All that earned me was a weak groan.

Panic beat in my chest. Was he losing consciousness? Was he dying?

I managed to sling his heavy arm over my shoulders, staggering under even that much weight. Christ. Awake he was pure packed power. Half-conscious and injured, he was like a pile of steel bars—unmovable and unwieldy.

“I’ll never forgive you if you die on my doorstep,” I said.

Something like a grunt escaped him—it might have been a laugh. Either way, he surged up, tapping into some deep well of energy or survival instinct. His effort and all my strength pushed us through the doorway and into my dorm room. It had seemed small before. Now it seemed tiny as we bumped into walls and staggered to the bed.

I wanted to lay him down gently, careful with his wounds, but in the end we both fell under his weight, tangled on the bed in a heap of exhausted limbs. With a coarse shove I managed to get him on his back so I could shut the door.

The hallway was just as empty as when I’d found him. There was a little smear of blood on the doorjamb. It turned a mottled brown when I wiped it with my shirt.

That would have to be good enough for now.

I just hoped no one had followed him. I just hoped no one found him.

And I really hoped no one found me.





Chapter Eleven

I HAD IMAGINED so many ways that I would meet Philip again. A chance encounter in a coffee shop. Or more romantic, he might seek me out, impressed and enthralled by the young woman I’d grown into. Having him half-dead outside my door was never what I’d pictured. The reality disturbed and confused me—but most of all it spurred me into action.
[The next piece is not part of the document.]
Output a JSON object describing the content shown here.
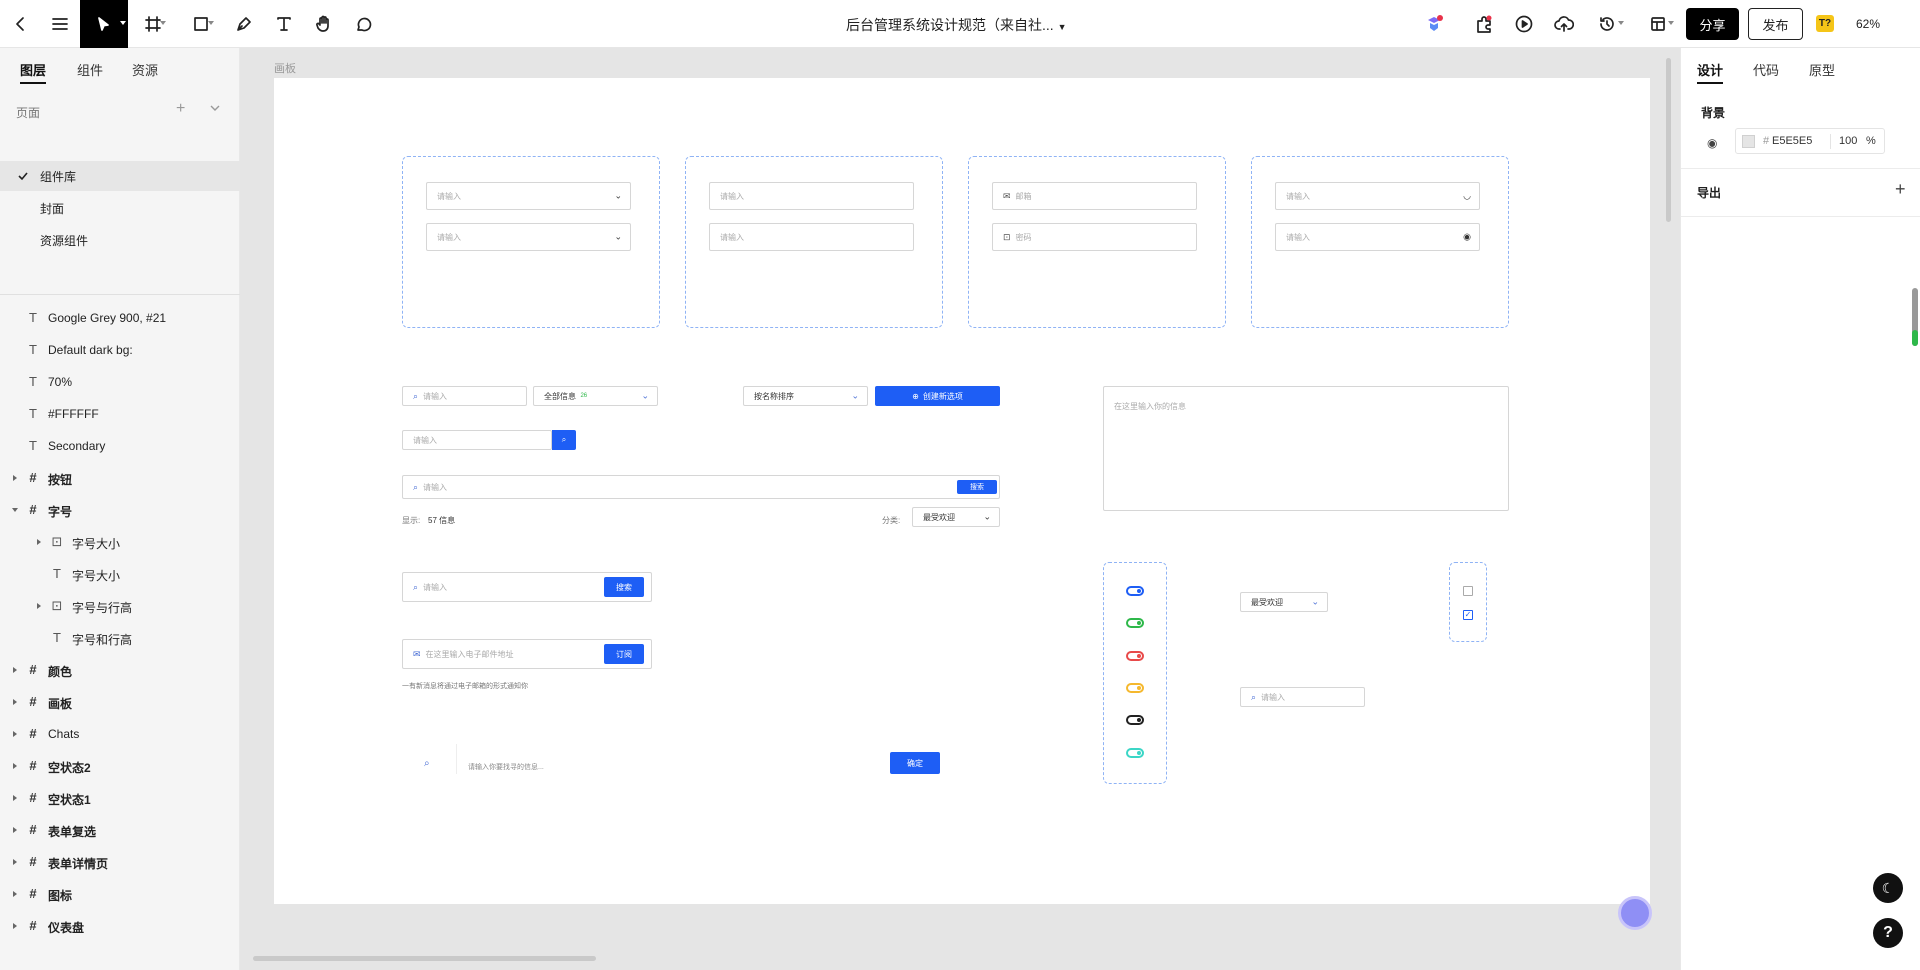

I dug around the bottom of the small kitchen cabinet until I came up with a dusty first-aid kit. I’d thrown it into my shopping cart during a trip to Target, alongside the blue daisy comforter set on my bed and the sunshine yellow bath mat in the bathroom.

There were bandages and ointment packets and a very long pair of tweezers. Shit.

Philip hadn’t moved from where I’d dropped him on the bed. I knelt at his side. “Philip?”

He didn’t stir.

“Philip, I really need your help with this.” My voice was shaking. I wanted to be cool and confident in a time of crisis, but I was coming apart here. It felt surreal to even see him again, much less be responsible for keeping him alive.

He let out a low sound. A groan? Was he in pain?

Of course he was in pain, and the expired acetaminophen in this pack wasn’t going to help.

I clasped his hand and shivered at how cold it felt. “Philip, can you hear me at all? Because I’m…I’m afraid. I don’t want you to die and if you’re seriously hurt, I need to call 911.”

If I were a different girl, a more normal girl, I would have already called. But I knew that if Philip had come here, he didn’t want to go to the hospital. He would only have come here to stay off the grid.

He might not have been safe in the hospital—unconscious and unable to defend himself if someone came looking. He didn’t trust cops, and after my experience three summers ago, neither did I.

Still, I couldn’t let him die. If he was this bad, he needed a doctor—maybe a surgeon. I’d rather they saved his life than watch him bleed out on my bed. My hands were already groping at my cell phone where it had fallen on the floor.

I was shaky, but at least there were only three numbers to dial. Nine, then one, then—

Something firm and rough squeezed my wrist, and the phone sprang from my hand. I gasped a little at the pain and surprise of it. My gaze rose to meet dark eyes, still hazy with delirium, but determined too. “No doctors,” he said, his voice thready.

“I don’t know how to help you,” I whispered.

His hand tightened on my arm. “No.”

I wanted to call anyway, to find some help, someone who knew what they were doing. Normally he could overpower me, but in this state he couldn’t. Three years ago I’d been helpless, and now I was right back where I started. Call 9-1-1.

“Half-dead and you’re still bossy,” I murmured instead, reluctant agreement.

His eyes shut in relief—or maybe just pain—and his hand fell away. God, what did I just promise? I had brought an injured man inside my dorm room and agreed to harbor him.